5) ‘I’m still less interested in Bitcoin than I am in the possibilities of blockchain technology’
The ‘still’ is vital here. It suggests you’ve been across this story for ages and you’ve probably been right all along. Add ‘that’s where I’d be looking to put my money’ as if somebody had actually asked you for investment advice. They can thank you later.
6) ‘…and all this is all before President Biden’s $1.9 trillion stimulus’
A useful way of tailing off any rambling in order to make it sound relevant. You follow the news. Talk about putting ‘rocket fuel on the raging bonfire’ and the dangers of a ‘turbo-charged economy’ and so on. Say ‘on steroids’ at least twice. Put on a pained face and snort, ‘call me old-fashioned but what happened to fiscal conservatism?’
For extra pseud points, try ‘I don’t want to come across all Austrian-school here’ and mention ‘the gold-standard’, ‘Weimar’ and ‘wheelbarrows full of cash’. Highly advanced bluffers can try raising the intriguing possibilities of ‘what hyper-inflation in the digital age might mean.’
7) ‘Just because we didn’t have traditional inflation after 2008 doesn’t mean we won’t experience it now’
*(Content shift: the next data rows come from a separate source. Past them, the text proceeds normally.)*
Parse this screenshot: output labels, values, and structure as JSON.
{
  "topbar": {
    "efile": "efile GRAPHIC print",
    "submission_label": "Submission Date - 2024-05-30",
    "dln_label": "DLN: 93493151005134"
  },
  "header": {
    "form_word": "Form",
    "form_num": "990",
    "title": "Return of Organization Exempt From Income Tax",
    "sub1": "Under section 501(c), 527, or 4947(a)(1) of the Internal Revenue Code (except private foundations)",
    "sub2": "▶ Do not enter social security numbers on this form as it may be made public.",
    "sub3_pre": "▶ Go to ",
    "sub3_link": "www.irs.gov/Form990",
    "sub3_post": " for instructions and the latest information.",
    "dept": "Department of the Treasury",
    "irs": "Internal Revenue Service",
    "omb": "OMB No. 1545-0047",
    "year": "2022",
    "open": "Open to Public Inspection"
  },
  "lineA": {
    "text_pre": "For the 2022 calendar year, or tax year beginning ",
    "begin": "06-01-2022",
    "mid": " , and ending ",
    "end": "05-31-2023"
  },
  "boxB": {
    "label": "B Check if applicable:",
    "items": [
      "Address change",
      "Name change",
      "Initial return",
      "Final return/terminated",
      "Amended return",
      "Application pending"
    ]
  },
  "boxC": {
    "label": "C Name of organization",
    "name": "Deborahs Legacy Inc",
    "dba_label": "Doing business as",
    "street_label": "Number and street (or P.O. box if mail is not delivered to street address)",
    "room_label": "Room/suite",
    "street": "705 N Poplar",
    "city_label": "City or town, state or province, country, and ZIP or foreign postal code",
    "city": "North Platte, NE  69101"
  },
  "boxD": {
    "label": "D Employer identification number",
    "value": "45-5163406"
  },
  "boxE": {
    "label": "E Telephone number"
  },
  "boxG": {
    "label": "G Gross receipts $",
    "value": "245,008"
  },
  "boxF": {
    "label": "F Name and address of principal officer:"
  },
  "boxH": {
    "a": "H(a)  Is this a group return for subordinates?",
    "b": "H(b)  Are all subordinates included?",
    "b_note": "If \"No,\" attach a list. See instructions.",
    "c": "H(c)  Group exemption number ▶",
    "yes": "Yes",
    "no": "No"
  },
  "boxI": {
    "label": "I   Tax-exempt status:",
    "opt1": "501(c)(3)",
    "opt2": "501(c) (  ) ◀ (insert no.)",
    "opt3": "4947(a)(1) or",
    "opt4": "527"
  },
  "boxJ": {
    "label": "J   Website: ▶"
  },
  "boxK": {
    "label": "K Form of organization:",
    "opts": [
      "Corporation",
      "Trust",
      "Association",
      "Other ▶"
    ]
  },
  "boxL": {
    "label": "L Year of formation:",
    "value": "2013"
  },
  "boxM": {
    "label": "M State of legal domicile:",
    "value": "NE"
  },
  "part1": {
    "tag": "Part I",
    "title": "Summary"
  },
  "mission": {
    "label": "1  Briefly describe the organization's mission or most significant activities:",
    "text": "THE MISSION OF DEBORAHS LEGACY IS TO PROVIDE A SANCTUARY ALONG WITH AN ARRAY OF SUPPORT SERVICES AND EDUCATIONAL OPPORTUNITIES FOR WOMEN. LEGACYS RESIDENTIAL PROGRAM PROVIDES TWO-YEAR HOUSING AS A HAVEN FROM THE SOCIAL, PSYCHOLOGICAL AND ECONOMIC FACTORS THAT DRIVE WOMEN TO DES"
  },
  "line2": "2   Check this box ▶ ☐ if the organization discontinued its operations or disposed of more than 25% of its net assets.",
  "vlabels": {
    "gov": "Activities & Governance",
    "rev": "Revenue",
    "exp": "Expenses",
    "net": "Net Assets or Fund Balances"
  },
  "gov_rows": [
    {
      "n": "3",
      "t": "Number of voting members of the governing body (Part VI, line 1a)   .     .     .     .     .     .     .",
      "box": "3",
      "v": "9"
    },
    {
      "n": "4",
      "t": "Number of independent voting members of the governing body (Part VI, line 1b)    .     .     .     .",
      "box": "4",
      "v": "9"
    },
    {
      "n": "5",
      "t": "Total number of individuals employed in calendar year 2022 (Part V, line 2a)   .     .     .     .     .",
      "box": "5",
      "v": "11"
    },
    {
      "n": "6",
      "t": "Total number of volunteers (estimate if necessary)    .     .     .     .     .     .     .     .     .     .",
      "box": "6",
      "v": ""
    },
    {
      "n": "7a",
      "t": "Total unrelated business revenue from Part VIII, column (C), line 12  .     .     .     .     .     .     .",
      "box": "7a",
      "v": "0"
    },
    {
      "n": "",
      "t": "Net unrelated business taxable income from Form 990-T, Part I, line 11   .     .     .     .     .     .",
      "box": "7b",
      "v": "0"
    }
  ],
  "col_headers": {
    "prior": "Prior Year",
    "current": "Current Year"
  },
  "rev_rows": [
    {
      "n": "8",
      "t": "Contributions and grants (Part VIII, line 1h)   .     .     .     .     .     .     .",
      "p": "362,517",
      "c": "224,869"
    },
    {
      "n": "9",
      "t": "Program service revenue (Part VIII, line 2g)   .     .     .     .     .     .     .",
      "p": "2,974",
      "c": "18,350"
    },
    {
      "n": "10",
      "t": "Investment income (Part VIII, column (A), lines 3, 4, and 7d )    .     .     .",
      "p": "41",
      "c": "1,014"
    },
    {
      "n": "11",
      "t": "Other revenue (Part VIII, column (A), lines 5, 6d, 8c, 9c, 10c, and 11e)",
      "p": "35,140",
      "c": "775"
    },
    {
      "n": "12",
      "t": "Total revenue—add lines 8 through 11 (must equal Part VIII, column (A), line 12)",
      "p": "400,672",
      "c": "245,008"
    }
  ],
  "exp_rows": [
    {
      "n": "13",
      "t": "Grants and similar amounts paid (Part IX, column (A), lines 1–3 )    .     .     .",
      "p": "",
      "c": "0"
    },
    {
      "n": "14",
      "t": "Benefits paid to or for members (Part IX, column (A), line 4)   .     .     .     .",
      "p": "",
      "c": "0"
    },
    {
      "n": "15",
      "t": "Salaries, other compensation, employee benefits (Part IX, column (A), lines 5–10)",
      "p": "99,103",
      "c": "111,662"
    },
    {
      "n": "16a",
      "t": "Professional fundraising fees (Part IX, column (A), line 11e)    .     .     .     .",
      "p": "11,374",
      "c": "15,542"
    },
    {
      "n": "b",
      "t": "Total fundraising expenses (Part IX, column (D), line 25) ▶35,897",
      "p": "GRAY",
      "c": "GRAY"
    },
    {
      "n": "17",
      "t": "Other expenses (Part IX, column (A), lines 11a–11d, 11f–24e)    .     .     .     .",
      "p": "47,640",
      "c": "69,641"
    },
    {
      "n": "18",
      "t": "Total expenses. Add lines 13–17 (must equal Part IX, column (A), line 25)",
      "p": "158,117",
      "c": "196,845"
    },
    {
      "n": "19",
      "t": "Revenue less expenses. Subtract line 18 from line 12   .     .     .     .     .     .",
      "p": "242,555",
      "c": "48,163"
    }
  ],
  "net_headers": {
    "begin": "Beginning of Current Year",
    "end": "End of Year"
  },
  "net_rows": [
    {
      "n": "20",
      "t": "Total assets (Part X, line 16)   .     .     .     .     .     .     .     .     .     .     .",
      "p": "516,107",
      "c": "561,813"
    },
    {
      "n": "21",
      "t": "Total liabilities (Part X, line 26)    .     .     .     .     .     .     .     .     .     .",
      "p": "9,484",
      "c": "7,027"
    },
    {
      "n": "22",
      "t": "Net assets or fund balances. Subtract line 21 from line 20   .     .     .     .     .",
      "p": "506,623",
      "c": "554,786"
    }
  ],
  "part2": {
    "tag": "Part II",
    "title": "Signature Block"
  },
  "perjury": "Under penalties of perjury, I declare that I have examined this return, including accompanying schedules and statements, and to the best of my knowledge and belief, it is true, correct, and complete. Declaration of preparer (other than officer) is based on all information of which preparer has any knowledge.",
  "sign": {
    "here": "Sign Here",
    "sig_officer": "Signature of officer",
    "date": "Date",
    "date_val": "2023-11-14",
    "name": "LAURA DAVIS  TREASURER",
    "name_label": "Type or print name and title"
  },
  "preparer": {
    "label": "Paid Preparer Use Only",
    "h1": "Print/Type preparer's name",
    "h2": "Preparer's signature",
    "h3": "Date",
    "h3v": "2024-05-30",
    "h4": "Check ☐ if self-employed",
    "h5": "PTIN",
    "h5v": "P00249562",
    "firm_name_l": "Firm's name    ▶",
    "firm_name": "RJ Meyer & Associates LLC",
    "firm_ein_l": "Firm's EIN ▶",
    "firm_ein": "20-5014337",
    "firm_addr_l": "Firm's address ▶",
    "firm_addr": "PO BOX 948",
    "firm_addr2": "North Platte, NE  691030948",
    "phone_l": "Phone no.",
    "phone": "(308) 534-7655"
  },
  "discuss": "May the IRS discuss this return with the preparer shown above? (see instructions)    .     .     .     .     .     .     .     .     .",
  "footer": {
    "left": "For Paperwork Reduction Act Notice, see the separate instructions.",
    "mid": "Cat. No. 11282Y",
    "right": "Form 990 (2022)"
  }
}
You aren’t one of these ‘Neo-Keynesians’ (definitely drop that in) who reads too much into the last crisis. Stress ‘traditional’ to avoid getting caught out. There’s no such thing as inflation when it comes to saying ‘hyperinflation’ — so feel free to repeat indefinitely, though be sure to offset by adding that you also see the ‘deflationary pressures at the macro level’. It’s yin and yang, but you knew that.
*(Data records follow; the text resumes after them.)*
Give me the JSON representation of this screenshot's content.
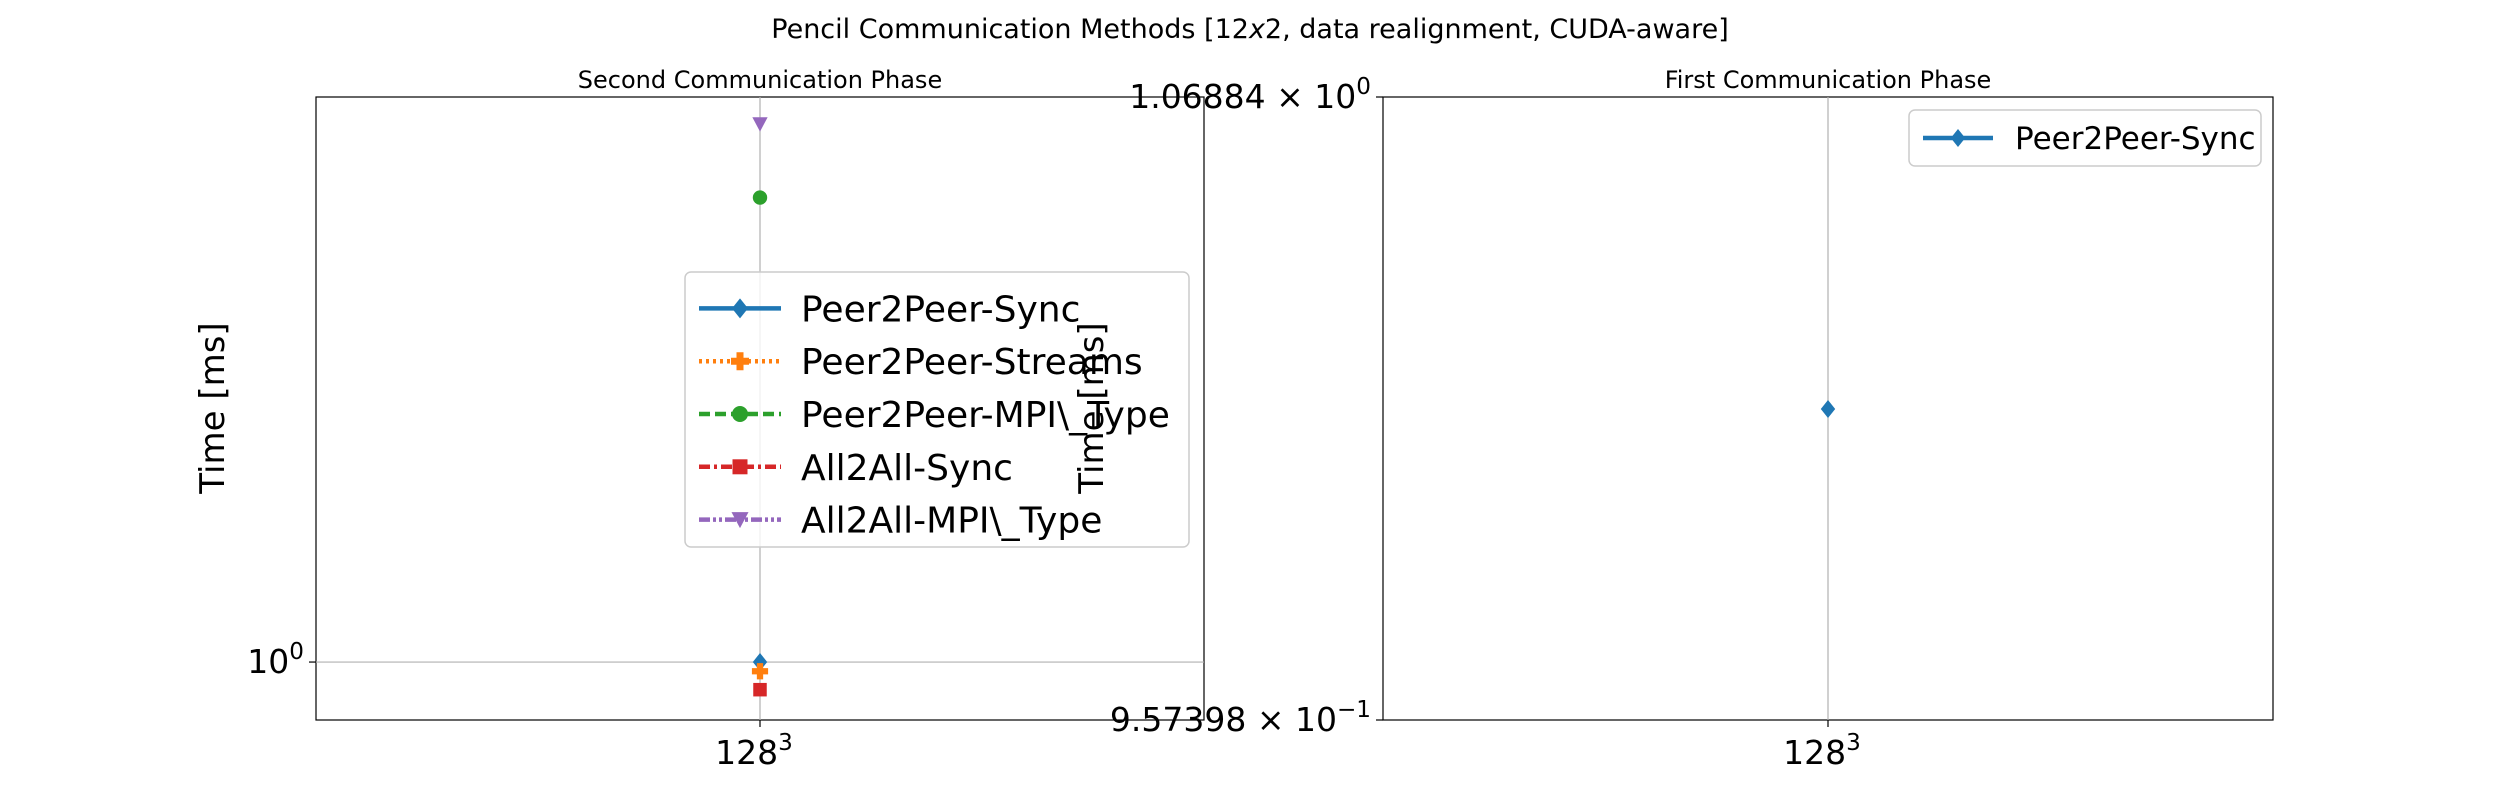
{
  "figure": {
    "suptitle": "Pencil Communication Methods [12x2, data realignment, CUDA-aware]"
  },
  "chart_data": [
    {
      "type": "scatter",
      "title": "Second Communication Phase",
      "xlabel": "",
      "ylabel": "Time [ms]",
      "yscale": "log",
      "grid": true,
      "legend_position": "center-right",
      "categories": [
        "128^3"
      ],
      "x_tick_labels": [
        {
          "base": "128",
          "exp": "3"
        }
      ],
      "y_tick_labels": [
        {
          "base": "10",
          "exp": "0",
          "value": 1.0
        }
      ],
      "ylim": [
        0.975,
        1.28
      ],
      "series": [
        {
          "name": "Peer2Peer-Sync",
          "values": [
            1.0
          ],
          "color": "#1f77b4",
          "linestyle": "solid",
          "marker": "diamond"
        },
        {
          "name": "Peer2Peer-Streams",
          "values": [
            0.996
          ],
          "color": "#ff7f0e",
          "linestyle": "dotted",
          "marker": "plus-filled"
        },
        {
          "name": "Peer2Peer-MPI\\_Type",
          "values": [
            1.225
          ],
          "color": "#2ca02c",
          "linestyle": "dashed",
          "marker": "circle"
        },
        {
          "name": "All2All-Sync",
          "values": [
            0.988
          ],
          "color": "#d62728",
          "linestyle": "dashdot",
          "marker": "square"
        },
        {
          "name": "All2All-MPI\\_Type",
          "values": [
            1.265
          ],
          "color": "#9467bd",
          "linestyle": "dashdotdot",
          "marker": "triangle-down"
        }
      ]
    },
    {
      "type": "scatter",
      "title": "First Communication Phase",
      "xlabel": "",
      "ylabel": "Time [ms]",
      "yscale": "log",
      "grid": true,
      "legend_position": "top-right",
      "categories": [
        "128^3"
      ],
      "x_tick_labels": [
        {
          "base": "128",
          "exp": "3"
        }
      ],
      "y_tick_labels": [
        {
          "mantissa": "1.06884",
          "base": "10",
          "exp": "0",
          "value": 1.06884
        },
        {
          "mantissa": "9.57398",
          "base": "10",
          "exp": "−1",
          "value": 0.957398
        }
      ],
      "ylim": [
        0.957398,
        1.06884
      ],
      "series": [
        {
          "name": "Peer2Peer-Sync",
          "values": [
            1.0115
          ],
          "color": "#1f77b4",
          "linestyle": "solid",
          "marker": "diamond"
        }
      ]
    }
  ]
}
For dramatic impact you could add that you ‘believe we could be about to experience something unprecedented in economic history’. Keep it sufficiently vague, nobody will expect you to explain.
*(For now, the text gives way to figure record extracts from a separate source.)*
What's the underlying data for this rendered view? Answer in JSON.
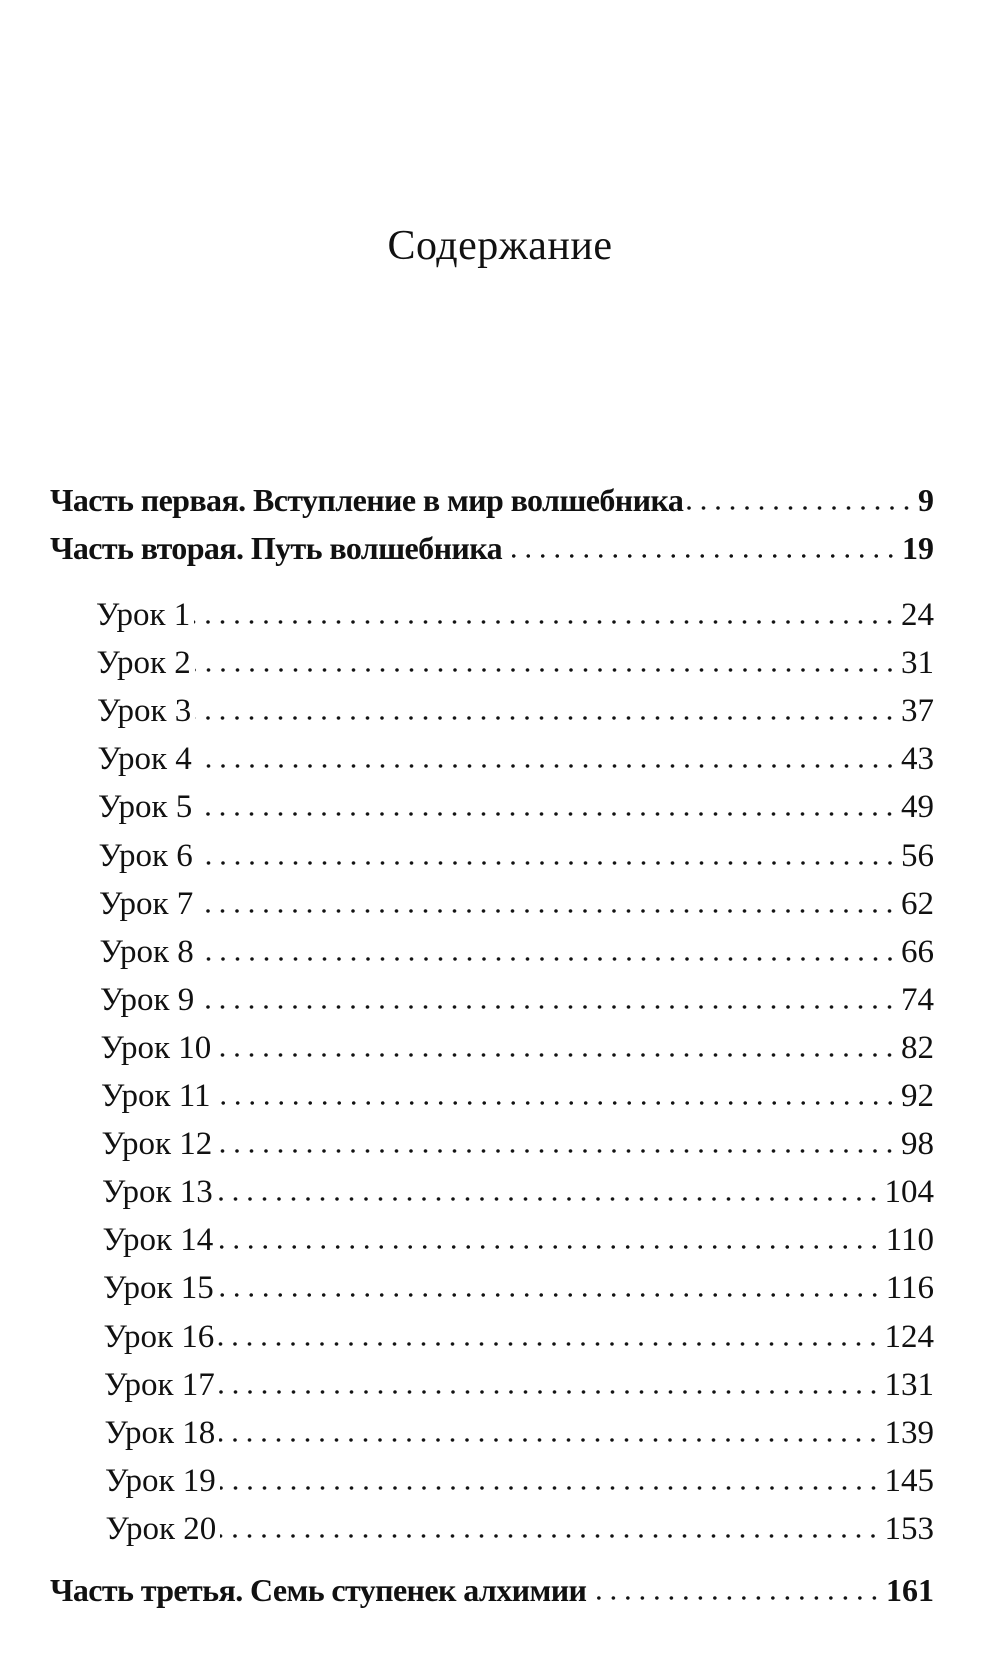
{
  "title": "Содержание",
  "entries": [
    {
      "type": "part",
      "label": "Часть первая. Вступление в мир волшебника",
      "page": "9"
    },
    {
      "type": "part",
      "label": "Часть вторая. Путь волшебника",
      "page": "19"
    },
    {
      "type": "lesson",
      "label": "Урок 1",
      "page": "24"
    },
    {
      "type": "lesson",
      "label": "Урок 2",
      "page": "31"
    },
    {
      "type": "lesson",
      "label": "Урок 3",
      "page": "37"
    },
    {
      "type": "lesson",
      "label": "Урок 4",
      "page": "43"
    },
    {
      "type": "lesson",
      "label": "Урок 5",
      "page": "49"
    },
    {
      "type": "lesson",
      "label": "Урок 6",
      "page": "56"
    },
    {
      "type": "lesson",
      "label": "Урок 7",
      "page": "62"
    },
    {
      "type": "lesson",
      "label": "Урок 8",
      "page": "66"
    },
    {
      "type": "lesson",
      "label": "Урок 9",
      "page": "74"
    },
    {
      "type": "lesson",
      "label": "Урок 10",
      "page": "82"
    },
    {
      "type": "lesson",
      "label": "Урок 11",
      "page": "92"
    },
    {
      "type": "lesson",
      "label": "Урок 12",
      "page": "98"
    },
    {
      "type": "lesson",
      "label": "Урок 13",
      "page": "104"
    },
    {
      "type": "lesson",
      "label": "Урок 14",
      "page": "110"
    },
    {
      "type": "lesson",
      "label": "Урок 15",
      "page": "116"
    },
    {
      "type": "lesson",
      "label": "Урок 16",
      "page": "124"
    },
    {
      "type": "lesson",
      "label": "Урок 17",
      "page": "131"
    },
    {
      "type": "lesson",
      "label": "Урок 18",
      "page": "139"
    },
    {
      "type": "lesson",
      "label": "Урок 19",
      "page": "145"
    },
    {
      "type": "lesson",
      "label": "Урок 20",
      "page": "153"
    },
    {
      "type": "part",
      "label": "Часть третья. Семь ступенек алхимии",
      "page": "161"
    }
  ]
}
8) ‘Why aren’t we talking more about environmental consequences of Bitcoin mining?’
Why, oh, why? This is a great example of what advanced bluffers call ‘a club double’ — it signals knowledge plus virtue. While all your avaricious pals are scoffing at the digital-coin trough, you are worried about the planet and the future. You are also ‘not sure if people understand how much computing power is needed to mine just one Bitcoin’ as if you are one of the few people who really does understand. Forget that you still don’t have the foggiest what a Bitcoin actually is let alone how you mine one. Remember how much you cherish the Arctic ice cap and feel good about yourself.